De Leon Reyes was held for several days in immigration detention. He then applied for a pre-removal risk assessment, a procedure during which immigration officials make a determination as to the level of danger someone faces if they are deported.

Earlier this month, an immigration officer identified as B. Au ruled that De Leon Reyes was not in need of protection.

“I do not find that the applicant has demonstrated that he will face more than a mere possibility of persecution should he be returned to Guatemala,” Au wrote in the decision, dated Aug. 12. “Further, the evidence does not support a finding that the applicant is likely to face a danger of torture, or risk to life, or risk of cruel and unusual treatment or punishment in the event of a return to Guatemala.”

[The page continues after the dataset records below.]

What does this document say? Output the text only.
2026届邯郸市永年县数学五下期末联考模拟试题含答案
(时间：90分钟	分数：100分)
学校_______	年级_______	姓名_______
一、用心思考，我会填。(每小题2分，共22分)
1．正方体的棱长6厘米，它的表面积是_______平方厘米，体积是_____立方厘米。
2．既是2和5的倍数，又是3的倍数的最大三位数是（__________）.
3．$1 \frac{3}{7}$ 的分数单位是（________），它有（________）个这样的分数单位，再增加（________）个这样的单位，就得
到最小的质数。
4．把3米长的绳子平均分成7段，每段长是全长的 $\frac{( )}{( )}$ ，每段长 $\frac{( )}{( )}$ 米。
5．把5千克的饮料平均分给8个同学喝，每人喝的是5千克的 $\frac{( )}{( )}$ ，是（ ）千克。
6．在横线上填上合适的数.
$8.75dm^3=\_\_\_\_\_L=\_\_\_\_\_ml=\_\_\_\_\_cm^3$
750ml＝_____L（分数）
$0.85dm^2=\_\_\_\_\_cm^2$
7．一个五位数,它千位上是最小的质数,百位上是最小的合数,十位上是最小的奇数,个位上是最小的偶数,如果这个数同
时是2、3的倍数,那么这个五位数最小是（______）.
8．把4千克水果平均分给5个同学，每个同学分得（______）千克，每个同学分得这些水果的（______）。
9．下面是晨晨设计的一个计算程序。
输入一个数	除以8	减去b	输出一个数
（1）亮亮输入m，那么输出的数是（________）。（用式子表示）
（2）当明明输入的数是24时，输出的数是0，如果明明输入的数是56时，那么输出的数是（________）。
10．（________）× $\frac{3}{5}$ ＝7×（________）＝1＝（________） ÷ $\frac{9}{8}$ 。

Police reports from the kidnapping and the subsequent assassination attempt reveal police did due diligence in documenting and investigating the crimes, Au wrote. This indicates police in Guatemala are capable of protecting citizens and there is therefore no legitimate need for Canada to provide asylum.

“I accept that the applicant encountered a number of incidents while he was in Guatemala. Regardless of why the applicant was a victim of crime in Guatemala, I find that he has failed to rebut the presumption of state protection,” Au wrote. “Although the applicant stated that the police authorities have not protected him in the past, evidence provided by him indicate the contrary.”

De Leon Reyes was informed his pre-removal assessment had been rejected on Thursday, when he checked in at the CBSA headquarters in Vancouver as per the terms of his release from detention. He became emotional and said he didn’t want to leave, so he was deemed a flight risk and apprehended, said his wife, noting that De Leon Reyes suffers from post-traumatic stress disorder as a result of his kidnapping. He was held for three days at the North Fraser Pretrial Centre. Canada has been criticized in reports to the United Nations for housing immigration detainees in provincial jails in contravention of international law.

He was released from detention Monday in order to spend his remaining time in Canada with his family. It took officials at North Fraser Pretrial an additional three hours after CBSA had finished their paperwork to authorize his release.

The couple’s two children, Dahanara, 8, and Dilan, 3, have not known where their father, their primary caregiver, has been this week. Pinto said she did not want to tell her daughter, in particular, because she was so upset when her father was arrested at her home in January.

“The kids love him so much,” Pinto said.

It frustrates De Leon Reyes that he can’t help support them financially as he cannot legally work in Canada, but he helps in other ways while she works, she said. “He helps me just to do the stuff in the house. He cooks, he cleans, everything. He takes the kids to the park. My daughter is asking me for him. She’s like ‘Mommy, where is my dad?’ ”

De Leon Reyes’s lawyer, Theressa Etmanski, said there are a few legal options available and they will use the time remaining to explore them.

Pinto hopes they can find a legal way to keep her family together.

“I love him so much. He’s a really, really good man.”

The Canada Border Services Agency declined to comment on the case due to privacy legislation.